Stöhr Mark R, Günther Andreas, Majeed Raphael W
UGMLC, German Center for Lung Research (DZL), Justus-Liebig-University, Giessen, Germany.
Stud Health Technol Inform. 2019 Sep 3;267:230-237. doi: 10.3233/SHTI190832.
The German Center for Lung Research (DZL) is a research network with the aim of researching respiratory diseases. In order to enable consortium-wide retrospective research and prospective patient recruitment, we perform data integration into a central data warehouse. The enhancements of the underlying ontology is an ongoing process for which we developed the Collaborative Metadata Repository (CoMetaR) tool. Its technical infrastructure is based on the Resource Description Framework (RDF) for ontology representation and the distributed version control system Git for storage and versioning. Ontology development involves a considerable amount of data curation. Data provenance improves its feasibility and quality. Especially in collaborative metadata development, a comprehensive annotation about "who contributed what, when and why" is essential. Although RDF and Git versioning repositories are commonly used, no existing solution captures metadata provenance information in sufficient detail. We propose an enhanced composition of standardized RDF statements for detailed provenance representation. Additionally, we developed an algorithm that extracts and translates provenance data from the repository into the proposed RDF statements.

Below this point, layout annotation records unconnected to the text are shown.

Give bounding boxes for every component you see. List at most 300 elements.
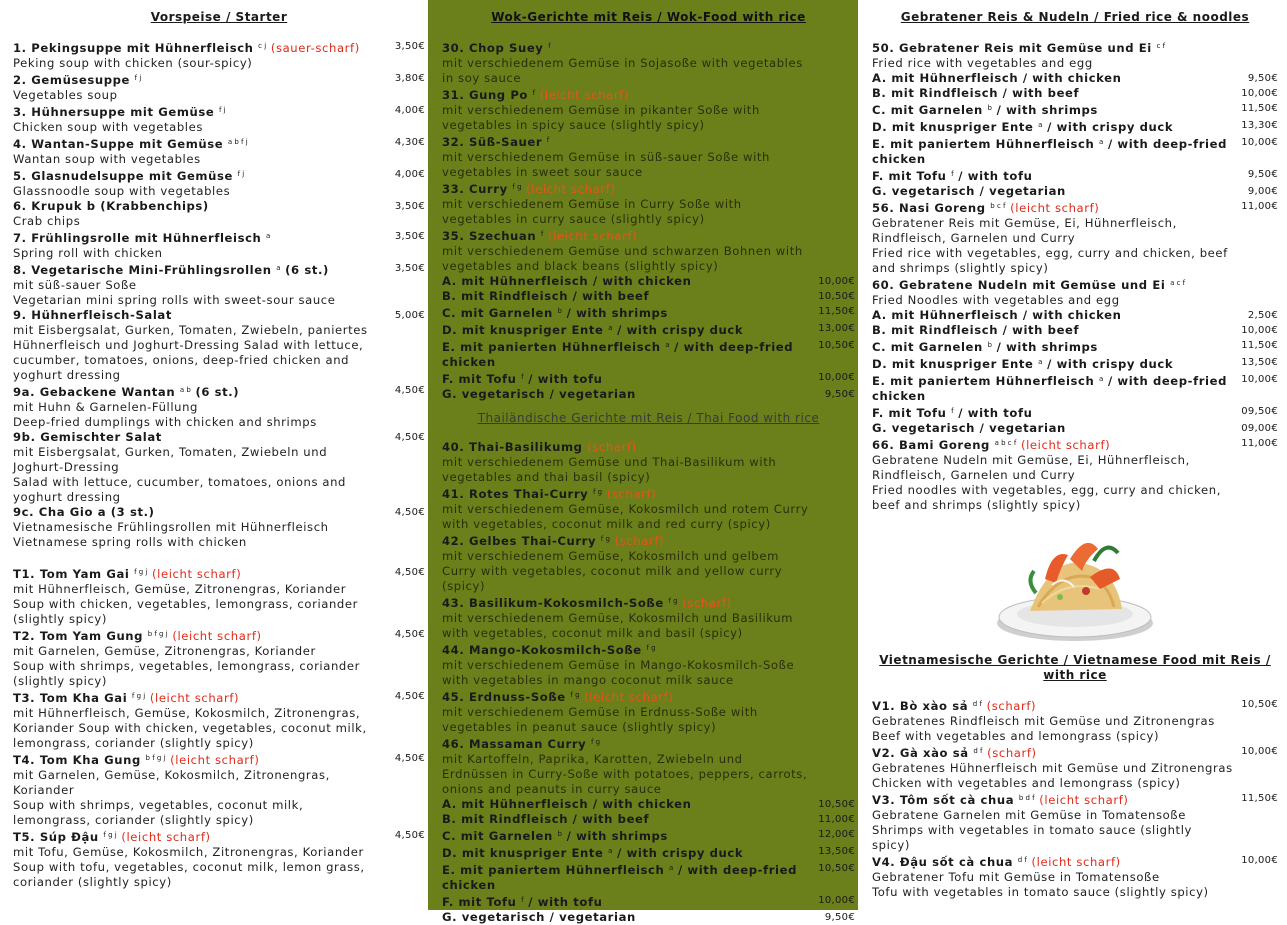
dish-name: T2. Tom Yam Gung (13, 629, 144, 643)
dish-name: 32. Süß-Sauer (442, 135, 543, 149)
menu-item (442, 39, 855, 86)
option-label: B. mit Rindfleisch / with beef (442, 812, 650, 826)
fried-noodle-list (872, 199, 1278, 308)
option-name (442, 321, 811, 338)
option-price: 9,50€ (1247, 169, 1278, 180)
option-name (442, 861, 811, 893)
wok-list (442, 39, 855, 274)
portion-note: (6 st.) (195, 385, 240, 399)
allergen-codes: a (608, 847, 613, 855)
dish-name: 5. Glasnudelsuppe mit Gemüse (13, 169, 233, 183)
option-row (872, 372, 1278, 404)
menu-item-price: 3,50€ (394, 41, 425, 52)
dish-name: 7. Frühlingsrolle mit Hühnerfleisch (13, 231, 262, 245)
menu-item-description: Tofu with vegetables in tomato sauce (slightly spicy) (872, 885, 1209, 899)
menu-item-description: mit verschiedenem Gemüse und schwarzen Bohnen with vegetables and black beans (slightly spicy) (442, 244, 803, 273)
option-label-en: / with crispy duck (617, 846, 744, 860)
spicy-level: (leicht scharf) (526, 182, 616, 196)
option-label-en: / with crispy duck (617, 323, 744, 337)
menu-item-name (442, 735, 811, 752)
dish-photo-image (990, 519, 1160, 645)
option-name (442, 370, 811, 387)
option-price: 13,00€ (818, 323, 855, 334)
menu-item-name (13, 39, 381, 56)
menu-item-description: mit Eisbergsalat, Gurken, Tomaten, Zwiebeln, paniertes Hühnerfleisch und Joghurt-Dressing Salad with lettuce, cucumber, tomatoes, onions, deep-fried chicken and yoghurt dressing (13, 323, 368, 382)
option-row (872, 323, 1278, 338)
allergen-codes: f j (237, 170, 245, 178)
menu-item (13, 565, 425, 627)
option-label: A. mit Hühnerfleisch / with chicken (442, 274, 692, 288)
menu-item-description: Peking soup with chicken (sour-spicy) (13, 56, 253, 70)
dish-name: V3. Tôm sốt cà chua (872, 793, 1015, 807)
option-label-en: / with tofu (958, 406, 1033, 420)
dish-name: 56. Nasi Goreng (872, 201, 986, 215)
allergen-codes: a (669, 864, 674, 872)
menu-item-name (442, 594, 811, 611)
option-name (442, 289, 811, 304)
option-label-en: / with shrimps (996, 340, 1098, 354)
menu-item (13, 135, 425, 167)
menu-item-price: 4,50€ (394, 567, 425, 578)
option-name (442, 812, 811, 827)
menu-item-name (13, 308, 381, 323)
option-name (872, 355, 1234, 372)
menu-item-description: Salad with lettuce, cucumber, tomatoes, onions and yoghurt dressing (13, 475, 347, 504)
menu-item-name (442, 532, 811, 549)
allergen-codes: f g j (103, 831, 117, 839)
option-row (442, 387, 855, 402)
spicy-level: (leicht scharf) (121, 830, 211, 844)
option-price: 10,00€ (1241, 137, 1278, 148)
spicy-level: (leicht scharf) (584, 690, 674, 704)
dish-name: 4. Wantan-Suppe mit Gemüse (13, 137, 224, 151)
option-label: D. mit knuspriger Ente (872, 120, 1034, 134)
allergen-codes: f g (646, 644, 656, 652)
allergen-codes: f g (592, 488, 603, 496)
menu-item-name (442, 133, 811, 150)
allergen-codes: a (266, 232, 271, 240)
option-label-en: / with deep-fried chicken (872, 137, 1227, 166)
option-label-en: / with crispy duck (1047, 120, 1174, 134)
option-name (872, 404, 1234, 421)
option-price: 2,50€ (1247, 310, 1278, 321)
menu-item-description: Soup with chicken, vegetables, lemongrass, coriander (slightly spicy) (13, 597, 358, 626)
allergen-codes: f j (134, 74, 142, 82)
option-price: 09,00€ (1241, 423, 1278, 434)
menu-item-description: mit süß-sauer Soße (13, 278, 137, 292)
dish-name: T1. Tom Yam Gai (13, 567, 130, 581)
option-label: G. vegetarisch / vegetarian (442, 387, 636, 401)
menu-item (442, 532, 855, 594)
option-row (872, 86, 1278, 101)
thai-list (442, 440, 855, 797)
menu-item (442, 440, 855, 485)
option-name (872, 135, 1234, 167)
spicy-level: (scharf) (986, 699, 1037, 713)
menu-item (442, 735, 855, 797)
option-name (442, 338, 811, 370)
allergen-codes: b f g j (147, 630, 168, 638)
option-price: 10,50€ (818, 799, 855, 810)
option-name (442, 274, 811, 289)
menu-item (13, 199, 425, 229)
wok-options (442, 274, 855, 402)
option-row (872, 167, 1278, 184)
menu-item-description: Gebratene Nudeln mit Gemüse, Ei, Hühnerfleisch, Rindfleisch, Garnelen und Curry (872, 453, 1190, 482)
dish-name: 1. Pekingsuppe mit Hühnerfleisch (13, 41, 254, 55)
dish-name: 45. Erdnuss-Soße (442, 690, 566, 704)
starters-heading: Vorspeise / Starter (150, 10, 288, 24)
option-row (872, 184, 1278, 199)
fried-heading: Gebratener Reis & Nudeln / Fried rice & noodles (900, 10, 1250, 24)
allergen-codes: b (557, 830, 562, 838)
menu-item-name (13, 627, 381, 644)
option-label-en: / with crispy duck (1047, 357, 1174, 371)
option-row (442, 797, 855, 812)
dish-name: 35. Szechuan (442, 229, 537, 243)
option-name (872, 101, 1234, 118)
option-price: 10,50€ (818, 863, 855, 874)
menu-item-description: mit Hühnerfleisch, Gemüse, Zitronengras, Koriander (13, 582, 347, 596)
menu-item-price: 4,50€ (394, 753, 425, 764)
option-row (872, 355, 1278, 372)
option-price: 9,50€ (824, 389, 855, 400)
menu-item (13, 39, 425, 71)
dish-name: V2. Gà xào sả (872, 746, 969, 760)
menu-item-name (442, 39, 811, 56)
option-name (872, 184, 1234, 199)
menu-item-description: Soup with shrimps, vegetables, coconut milk, lemongrass, coriander (slightly spicy) (13, 798, 304, 827)
spicy-level: (leicht scharf) (1010, 201, 1100, 215)
option-label-en: / with tofu (958, 169, 1033, 183)
option-price: 10,00€ (818, 276, 855, 287)
menu-item-description: Chicken soup with vegetables (13, 120, 204, 134)
allergen-codes: b (557, 307, 562, 315)
menu-item (13, 627, 425, 689)
portion-note: (6 st.) (285, 263, 329, 277)
option-row (872, 308, 1278, 323)
spicy-level: (leicht scharf) (1020, 438, 1111, 452)
allergen-codes: f g (668, 597, 678, 605)
allergen-codes: f (546, 136, 550, 144)
allergen-codes: a (276, 264, 281, 272)
menu-item-name (13, 383, 381, 400)
allergen-codes: b d f (1018, 794, 1035, 802)
menu-item-name (872, 199, 1234, 216)
allergen-codes: f (521, 373, 524, 381)
menu-item (13, 430, 425, 505)
menu-item (872, 853, 1278, 900)
option-price: 11,00€ (818, 814, 855, 825)
menu-item (872, 436, 1278, 513)
menu-item-price: 4,00€ (394, 105, 425, 116)
allergen-codes: f g j (134, 568, 148, 576)
menu-item (442, 594, 855, 641)
option-label: D. mit knuspriger Ente (872, 357, 1034, 371)
option-price: 10,50€ (818, 291, 855, 302)
dish-name: V1. Bò xào sả (872, 699, 969, 713)
menu-item-description: Gebratenes Hühnerfleisch mit Gemüse und Zitronengras Chicken with vegetables and lemongrass (spicy) (872, 761, 1233, 790)
menu-item (442, 227, 855, 274)
menu-item-description: Fried noodles with vegetables, egg, curry and chicken, beef and shrimps (slightly spicy) (872, 483, 1222, 512)
menu-item-description: Vegetarian mini spring rolls with sweet-sour sauce (13, 293, 336, 307)
option-name (872, 421, 1234, 436)
option-name (442, 844, 811, 861)
option-name (872, 86, 1234, 101)
menu-item-price: 4,50€ (394, 830, 425, 841)
fried-noodle-options (872, 308, 1278, 436)
spicy-level: (scharf) (606, 487, 657, 501)
menu-item-price: 3,50€ (394, 263, 425, 274)
menu-item (13, 103, 425, 135)
menu-item-name (13, 689, 381, 706)
menu-item-price: 11,00€ (1241, 201, 1278, 212)
menu-item-description: mit verschiedenem Gemüse in Curry Soße with vegetables in curry sauce (slightly spicy) (442, 197, 742, 226)
option-label: C. mit Garnelen (872, 103, 983, 117)
dish-name: 6. Krupuk b (Krabbenchips) (13, 199, 209, 213)
dish-name: 9a. Gebackene Wantan (13, 385, 176, 399)
menu-item-price: 5,00€ (394, 310, 425, 321)
dish-name: 66. Bami Goreng (872, 438, 990, 452)
menu-item-description: mit Eisbergsalat, Gurken, Tomaten, Zwiebeln und Joghurt-Dressing (13, 445, 328, 474)
option-price: 11,50€ (1241, 340, 1278, 351)
section-gap (13, 550, 425, 565)
allergen-codes: b c f (990, 202, 1006, 210)
option-label: E. mit paniertem Hühnerfleisch (872, 374, 1095, 388)
menu-item-name (13, 505, 381, 520)
menu-item (442, 641, 855, 688)
menu-item (872, 791, 1278, 853)
spicy-level: (scharf) (682, 596, 732, 610)
option-name (442, 827, 811, 844)
dish-name: 50. Gebratener Reis mit Gemüse und Ei (872, 41, 1152, 55)
option-price: 10,00€ (818, 372, 855, 383)
spicy-level: (leicht scharf) (170, 753, 260, 767)
menu-item-description: Wantan soup with vegetables (13, 152, 201, 166)
option-row (872, 71, 1278, 86)
allergen-codes: d f (1017, 856, 1027, 864)
allergen-codes: d f (972, 700, 982, 708)
allergen-codes: f g j (131, 692, 146, 700)
option-name (442, 910, 811, 925)
option-label: C. mit Garnelen (442, 829, 553, 843)
option-row (872, 135, 1278, 167)
option-name (872, 323, 1234, 338)
menu-item-price: 11,00€ (1241, 438, 1278, 449)
menu-item-description: mit verschiedenem Gemüse in Sojasoße with vegetables in soy sauce (442, 56, 803, 85)
allergen-codes: f (521, 896, 524, 904)
menu-item-description: Glassnoodle soup with vegetables (13, 184, 231, 198)
allergen-codes: f g (590, 738, 601, 746)
fried-vietnamese-column (858, 0, 1287, 910)
allergen-codes: f g (570, 691, 580, 699)
option-name (442, 304, 811, 321)
menu-item-name (13, 430, 381, 445)
option-name (872, 338, 1234, 355)
menu-item-name (13, 135, 381, 152)
menu-item-price: 4,50€ (394, 629, 425, 640)
dish-name: 8. Vegetarische Mini-Frühlingsrollen (13, 263, 272, 277)
option-row (442, 274, 855, 289)
menu-item-description: mit verschiedenem Gemüse in süß-sauer Soße with vegetables in sweet sour sauce (442, 150, 770, 179)
menu-item-description: Gebratener Reis mit Gemüse, Ei, Hühnerfleisch, Rindfleisch, Garnelen und Curry (872, 216, 1177, 245)
thai-heading: Thailändische Gerichte mit Reis / Thai Food with rice (477, 411, 820, 425)
menu-item-description: Gebratenes Rindfleisch mit Gemüse und Zitronengras Beef with vegetables and lemongrass (spicy) (872, 714, 1215, 743)
dish-name: 40. Thai-Basilikumg (442, 440, 583, 454)
spicy-level: (scharf) (987, 746, 1037, 760)
menu-item-price: 4,50€ (394, 507, 425, 518)
menu-item-name (442, 688, 811, 705)
menu-item-price: 4,50€ (394, 385, 425, 396)
menu-item-name (442, 227, 811, 244)
allergen-codes: a b c f (994, 439, 1017, 447)
option-name (442, 387, 811, 402)
option-label: E. mit paniertem Hühnerfleisch (442, 863, 665, 877)
dish-name: 42. Gelbes Thai-Curry (442, 534, 597, 548)
spicy-level: (leicht scharf) (547, 229, 638, 243)
allergen-codes: f g (512, 183, 522, 191)
menu-item-price: 4,30€ (394, 137, 425, 148)
option-label: E. mit paniertem Hühnerfleisch (872, 137, 1095, 151)
option-price: 11,50€ (1241, 103, 1278, 114)
option-row (872, 404, 1278, 421)
menu-item (872, 39, 1278, 71)
menu-item-name (872, 39, 1234, 56)
option-row (872, 118, 1278, 135)
bami-list (872, 436, 1278, 513)
menu-item-name (13, 229, 381, 246)
dish-name: 9. Hühnerfleisch-Salat (13, 308, 172, 322)
option-price: 12,00€ (818, 829, 855, 840)
option-price: 9,00€ (1247, 186, 1278, 197)
menu-item-description: mit Hühnerfleisch, Gemüse, Kokosmilch, Zitronengras, Koriander Soup with chicken, vegetables, coconut milk, lemongrass, coriander (slightly spicy) (13, 706, 367, 750)
option-name (442, 893, 811, 910)
menu-item-price: 4,00€ (394, 169, 425, 180)
option-name (442, 797, 811, 812)
option-price: 09,50€ (1241, 406, 1278, 417)
menu-item-description: Gebratener Tofu mit Gemüse in Tomatensoße (872, 870, 1160, 884)
dish-name: 43. Basilikum-Kokosmilch-Soße (442, 596, 664, 610)
menu-item-name (13, 751, 381, 768)
option-label: D. mit knuspriger Ente (442, 323, 604, 337)
menu-item-name (872, 436, 1234, 453)
option-price: 9,50€ (1247, 73, 1278, 84)
option-label: B. mit Rindfleisch / with beef (872, 86, 1080, 100)
thai-options (442, 797, 855, 925)
spicy-level: (leicht scharf) (172, 629, 262, 643)
menu-item-name (872, 853, 1234, 870)
dish-name: V4. Đậu sốt cà chua (872, 855, 1014, 869)
option-label: F. mit Tofu (872, 406, 947, 420)
menu-item-name (872, 276, 1234, 293)
option-row (442, 861, 855, 893)
allergen-codes: b f g j (145, 754, 166, 762)
spicy-level: (scharf) (614, 534, 665, 548)
menu-item (13, 167, 425, 199)
menu-item-name (872, 697, 1234, 714)
dish-name: 9b. Gemischter Salat (13, 430, 162, 444)
spicy-level: (leicht scharf) (539, 88, 630, 102)
option-label: C. mit Garnelen (442, 306, 553, 320)
menu-item-description: mit verschiedenem Gemüse, Kokosmilch und Basilikum with vegetables, coconut milk and basil (spicy) (442, 611, 794, 640)
option-row (872, 101, 1278, 118)
dish-name: T4. Tom Kha Gung (13, 753, 141, 767)
menu-item-description: Vietnamese spring rolls with chicken (13, 535, 247, 549)
option-label-en: / with shrimps (566, 306, 668, 320)
allergen-codes: b (987, 104, 992, 112)
option-row (442, 338, 855, 370)
option-name (872, 118, 1234, 135)
allergen-codes: f (548, 42, 551, 50)
menu-item-description: Spring roll with chicken (13, 246, 163, 260)
option-name (872, 372, 1234, 404)
menu-item-name (13, 261, 381, 278)
menu-item-description: Fried Noodles with vegetables and egg (872, 293, 1120, 307)
allergen-codes: f (951, 407, 954, 415)
menu-item-name (13, 828, 381, 845)
menu-item (442, 86, 855, 133)
menu-item-name (872, 744, 1234, 761)
menu-item-description: mit Garnelen, Gemüse, Kokosmilch, Zitronengras, Koriander (13, 768, 330, 797)
menu-item-name (442, 641, 811, 658)
option-price: 10,00€ (1241, 374, 1278, 385)
menu-item-price: 3,50€ (394, 201, 425, 212)
menu-item-description: Gebratene Garnelen mit Gemüse in Tomatensoße (872, 808, 1186, 822)
menu-item (872, 276, 1278, 308)
wok-thai-column (428, 0, 858, 924)
option-row (872, 338, 1278, 355)
option-label-en: / with shrimps (996, 103, 1098, 117)
option-label: F. mit Tofu (442, 372, 517, 386)
menu-item-price: 3,80€ (394, 73, 425, 84)
dish-name: T3. Tom Kha Gai (13, 691, 128, 705)
spicy-level: (leicht scharf) (152, 567, 242, 581)
option-price: 10,00€ (1241, 88, 1278, 99)
spicy-level: (leicht scharf) (1031, 855, 1121, 869)
option-label-en: / with deep-fried chicken (442, 863, 797, 892)
option-label-en: / with tofu (528, 895, 603, 909)
vietnamese-heading: Vietnamesische Gerichte / Vietnamese Food mit Reis / with rice (879, 653, 1271, 682)
option-row (442, 370, 855, 387)
option-label: G. vegetarisch / vegetarian (872, 421, 1066, 435)
option-price: 10,00€ (1241, 325, 1278, 336)
menu-item (442, 688, 855, 735)
allergen-codes: f j (218, 106, 226, 114)
menu-item (872, 697, 1278, 744)
menu-item (13, 828, 425, 890)
dish-name: 2. Gemüsesuppe (13, 73, 131, 87)
menu-item-name (442, 485, 811, 502)
option-label: B. mit Rindfleisch / with beef (872, 323, 1080, 337)
menu-item (13, 751, 425, 828)
menu-item-description: Fried rice with vegetables, egg, curry and chicken, beef and shrimps (slightly spicy) (872, 246, 1228, 275)
option-label: G. vegetarisch / vegetarian (442, 910, 636, 924)
menu-item (442, 180, 855, 227)
menu-item-name (13, 103, 381, 120)
option-row (442, 893, 855, 910)
allergen-codes: a b f j (227, 138, 248, 146)
dish-name: 33. Curry (442, 182, 508, 196)
dish-name: 9c. Cha Gio a (3 st.) (13, 505, 155, 519)
menu-item (442, 485, 855, 532)
menu-item-name (442, 440, 811, 455)
option-price: 13,30€ (1241, 120, 1278, 131)
allergen-codes: f g (600, 535, 610, 543)
spicy-level: (leicht scharf) (1039, 793, 1129, 807)
option-label: F. mit Tofu (872, 169, 947, 183)
menu-item-price: 4,50€ (394, 691, 425, 702)
menu-item-price: 3,50€ (394, 231, 425, 242)
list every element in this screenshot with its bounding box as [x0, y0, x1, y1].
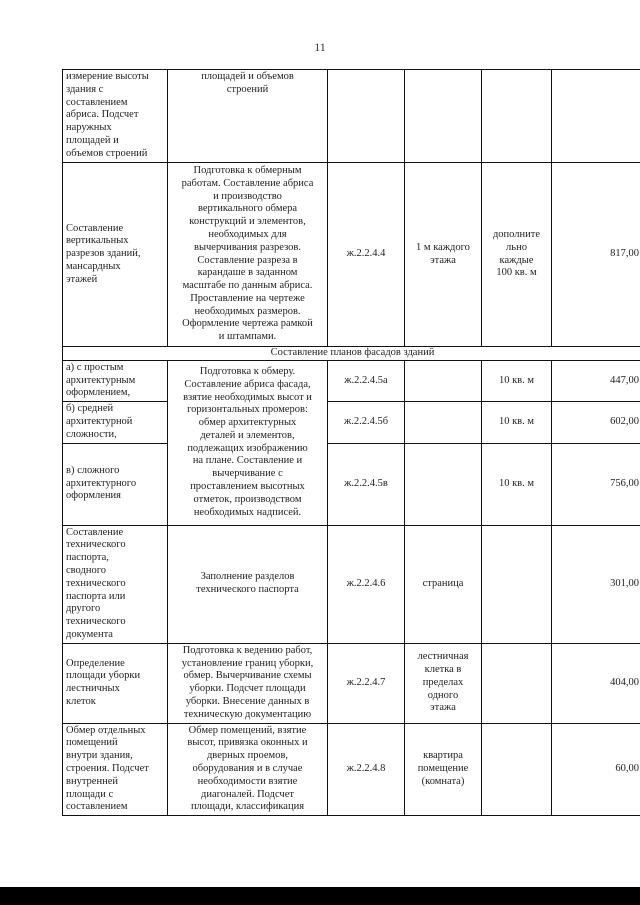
- price-table: [62, 69, 640, 816]
- basis-cell: [482, 643, 552, 723]
- page-number: 11: [314, 40, 326, 54]
- work-content-cell: Подготовка к обмерным работам. Составление абриса и производство вертикального обмера конструкций и элементов, необходимых для вычерчивания разрезов. Составление разреза в карандаше в заданном масштабе по данным абриса. Проставление на чертеже необходимых размеров. Оформление чертежа рамкой и штампами.: [168, 163, 328, 347]
- work-name-cell: Обмер отдельных помещений внутри здания, строения. Подсчет внутренней площади с составлением: [63, 723, 168, 816]
- code-cell: ж.2.2.4.8: [328, 723, 405, 816]
- price-cell: 602,00: [552, 402, 640, 443]
- basis-cell: 10 кв. м: [482, 402, 552, 443]
- code-cell: ж.2.2.4.4: [328, 163, 405, 347]
- unit-cell: квартира помещение (комната): [405, 723, 482, 816]
- work-content-cell: Подготовка к ведению работ, установление границ уборки, обмер. Вычерчивание схемы уборки. Подсчет площади уборки. Внесение данных в техническую документацию: [168, 643, 328, 723]
- table-row: [63, 723, 640, 816]
- table-row: [63, 443, 640, 525]
- basis-cell: 10 кв. м: [482, 443, 552, 525]
- price-cell: 301,00: [552, 525, 640, 643]
- code-cell: ж.2.2.4.7: [328, 643, 405, 723]
- table-row: [63, 525, 640, 643]
- work-content-cell: Обмер помещений, взятие высот, привязка оконных и дверных проемов, оборудования и в случае необходимости взятие диагоналей. Подсчет площади, классификация: [168, 723, 328, 816]
- work-content-cell: Заполнение разделов технического паспорта: [168, 525, 328, 643]
- unit-cell: [405, 70, 482, 163]
- work-name-cell: б) средней архитектурной сложности,: [63, 402, 168, 443]
- basis-cell: [482, 525, 552, 643]
- work-content-cell: Подготовка к обмеру. Составление абриса фасада, взятие необходимых высот и горизонтальных промеров: обмер архитектурных деталей и элементов, подлежащих изображению на плане. Составление и вычерчивание с проставлением высотных отметок, производством необходимых надписей.: [168, 360, 328, 525]
- unit-cell: [405, 360, 482, 401]
- basis-cell: [482, 70, 552, 163]
- section-header-row: [63, 347, 640, 361]
- work-name-cell: измерение высоты здания с составлением абриса. Подсчет наружных площадей и объемов строений: [63, 70, 168, 163]
- work-content-cell: площадей и объемов строений: [168, 70, 328, 163]
- price-cell: 60,00: [552, 723, 640, 816]
- work-name-cell: Составление вертикальных разрезов зданий, мансардных этажей: [63, 163, 168, 347]
- table-row: [63, 402, 640, 443]
- basis-cell: 10 кв. м: [482, 360, 552, 401]
- table-row: [63, 70, 640, 163]
- scan-bottom-edge: [0, 887, 640, 905]
- unit-cell: [405, 443, 482, 525]
- table-row: [63, 163, 640, 347]
- basis-cell: [482, 723, 552, 816]
- section-title: Составление планов фасадов зданий: [63, 347, 640, 361]
- code-cell: [328, 70, 405, 163]
- table-row: [63, 643, 640, 723]
- code-cell: ж.2.2.4.5а: [328, 360, 405, 401]
- unit-cell: страница: [405, 525, 482, 643]
- work-name-cell: а) с простым архитектурным оформлением,: [63, 360, 168, 401]
- work-name-cell: Определение площади уборки лестничных клеток: [63, 643, 168, 723]
- unit-cell: [405, 402, 482, 443]
- price-cell: 817,00: [552, 163, 640, 347]
- unit-cell: лестничная клетка в пределах одного этажа: [405, 643, 482, 723]
- table-row: [63, 360, 640, 401]
- unit-cell: 1 м каждого этажа: [405, 163, 482, 347]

德国肺部研究中心(DZL)是一个旨在研究呼吸系统疾病的研究网络。为了实现全联盟范围的回顾性研究和前瞻性患者招募,我们将数据集成到一个中央数据仓库中。基础本体的增强是一个持续的过程,为此我们开发了协作元数据存储库(CoMetaR)工具。其技术基础设施基于用于本体表示的资源描述框架(RDF)以及用于存储和版本控制的分布式版本控制系统Git。本体开发涉及大量的数据编目。数据出处提高了其可行性和质量。特别是在协作元数据开发中,关于“谁在何时以及为何贡献了什么”的全面注释至关重要。尽管RDF和Git版本控制存储库被广泛使用,但现有的解决方案都没有足够详细地捕获元数据出处信息。我们提出了一种增强的标准化RDF语句组合,用于详细的出处表示。此外,我们开发了一种算法,该算法可从存储库中提取出处数据并将其转换为提议的RDF语句。